• How it works
    How it works

Lendlease and joint venture partner Aware Super, one of Australia’s largest superannuation funds, have received $4 million from the New York State Energy Research and Development Authority (NYSERDA) to build a geoexchange system at 1 Java Street, Brooklyn.

Once completed, the all-electric residential property will be the largest residential project in New York State to use a geothermal heat exchange system, according to NYSERDA.

Situated on a 2.6-acre site, 1 Java Street will be comprised of five interconnected buildings, including a 37-story and a 20-story tower.

Based on square footage, building height, the 834 residential units and number of boreholes, the geothermal system will be the largest multifamily project in New York State.

It is believed to be the largest high-rise residential geoexchange system in the country.

Lendlease vice president and development director, Scott Walsh, said it will be a pioneering model for geothermal energy.

“Our decision to use geothermal was driven not only by the environmental benefits and cost savings, but also enhanced marketability upon completion,” Walsh said.

The $4 million in funding was obtained through a competitive grant from NYSERDA’s Community Heat Pump Systems Pilot Program.

The project – which has received support by local elected officials and the North Brooklyn Neighbours community planning organization – included a feasibility analysis, design work and the currently-underway installation of a community heat pump system, also known as a thermal energy network.

NYSERDA director of clean heating and cooling, Donovan Gordon said community thermal networks are an important step in scaling building electrification and helping more residents benefit from clean energy infrastructure that can lead to long-term energy savings.

“Our support for this innovative project using the latest in clean heating and cooling technology will help us meet New York State’s climate and clean energy goals while reducing emissions in Brooklyn,” he said.

Once completed, the geothermal system at 1 Java Street will reduce annual carbon emissions from heating and cooling by 53 per cent compared with typical residential systems. As an all-electric building, 1 Java Street will also avoid carbon emissions related to the use of natural gas.

The on-site geothermal and all-electric systems of 1 Java Street ensure the project will meet or exceed Local Law 97, New York’s decarbonization legislation, and align with Mission Zero, Lendlease’s industry-leading initiative to reach absolute zero carbon – extending to its supply chain by 2040.

1 Java Street will also target a range of sustainability initiatives including LEED Gold, Fitwel and Waterfront Edge Design Guidelines certification.

Slated for completion in late 2025, 1 Java Street is the sixth project developed and operated as part of the Aware Super and Lendlease joint venture Americas multifamily portfolio.

Aware Super senior portfolio manager for property, Alek Misev said the geothermal project will not only reduce energy from the grid at peak times but also reduce carbon emissions, both of which are expected to uplift the value of this asset.

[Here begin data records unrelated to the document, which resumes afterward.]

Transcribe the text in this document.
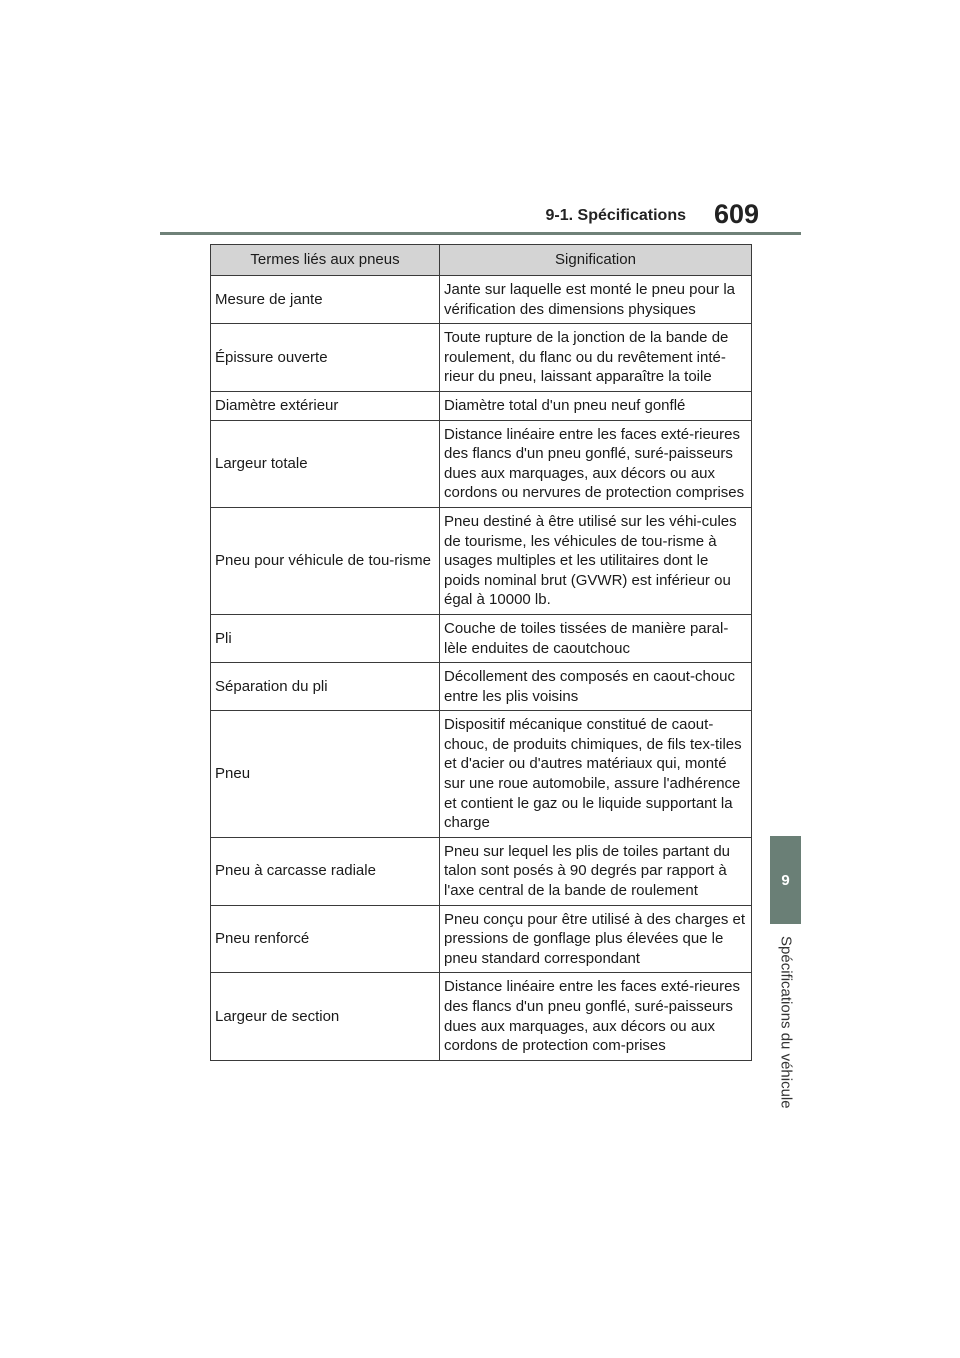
9-1. Spécifications 609
9
Spécifications du véhicule
Termes liés aux pneus	Signification
Mesure de jante	Jante sur laquelle est monté le pneu pour la vérification des dimensions physiques
Épissure ouverte	Toute rupture de la jonction de la bande de roulement, du flanc ou du revêtement inté-rieur du pneu, laissant apparaître la toile
Diamètre extérieur	Diamètre total d'un pneu neuf gonflé
Largeur totale	Distance linéaire entre les faces exté-rieures des flancs d'un pneu gonflé, suré-paisseurs dues aux marquages, aux décors ou aux cordons ou nervures de protection comprises
Pneu pour véhicule de tou-risme	Pneu destiné à être utilisé sur les véhi-cules de tourisme, les véhicules de tou-risme à usages multiples et les utilitaires dont le poids nominal brut (GVWR) est inférieur ou égal à 10000 lb.
Pli	Couche de toiles tissées de manière paral-lèle enduites de caoutchouc
Séparation du pli	Décollement des composés en caout-chouc entre les plis voisins
Pneu	Dispositif mécanique constitué de caout-chouc, de produits chimiques, de fils tex-tiles et d'acier ou d'autres matériaux qui, monté sur une roue automobile, assure l'adhérence et contient le gaz ou le liquide supportant la charge
Pneu à carcasse radiale	Pneu sur lequel les plis de toiles partant du talon sont posés à 90 degrés par rapport à l'axe central de la bande de roulement
Pneu renforcé	Pneu conçu pour être utilisé à des charges et pressions de gonflage plus élevées que le pneu standard correspondant
Largeur de section	Distance linéaire entre les faces exté-rieures des flancs d'un pneu gonflé, suré-paisseurs dues aux marquages, aux décors ou aux cordons de protection com-prises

Some 30 per cent of 1 Java Street's residential units have been designated as affordable housing under the Affordable New York Housing Program. In addition, over 13,000 square feet of space at the ground floor will be activated with retail.

The property will also encompass a reimagined, 18,000-square-foot public waterfront esplanade that connects to the India Street Pier, which is served by the East River Ferry.

The geothermal system at 1 Java Street is a vertical closed loop system with underground pipes that circulate a water solution to be heated or cooled by the earth; a heat pump will utilize that temperature differential to help heat or cool the building, reducing the need for utility power.

In the winter, when the underground temperature exceeds the surface air temperature, the water solution is used to transfer heat from the ground to building interiors. The process is reversed in the summer, when heat from the building is released underground using the same system.

1 Java Street benefits from its 2.6-acre, full-block location, allowing for the drilling of 320 boreholes. As a closed loop system requires no future access or maintenance, 1 Java Street’s borefield is located beneath the building.

The site’s underground geology, which is largely composed of bedrock, provides an ideal medium for efficient thermal exchange.

Compared to conventional technologies, closed loop geothermal systems are more energy efficient and emit fewer carbon emissions. The geothermal system designed for 1 Java Street will account for 1,050 fewer metric tonnes of CO2 equivalent emissions than if the building used a traditional boiler/tower system. This is equivalent to planting over 5,200 trees.

The geothermal system will provide all the space heating, water heating, cooling for the project. In addition, 1 Java Street will be fully electric, with all, cooking, clothes drying and other functions performed by electric appliances and building systems.

This means the property will comply with New York City’s Local Law 154 – the city’s legislation that mandates most new buildings over seven stories be fully electric by 2027.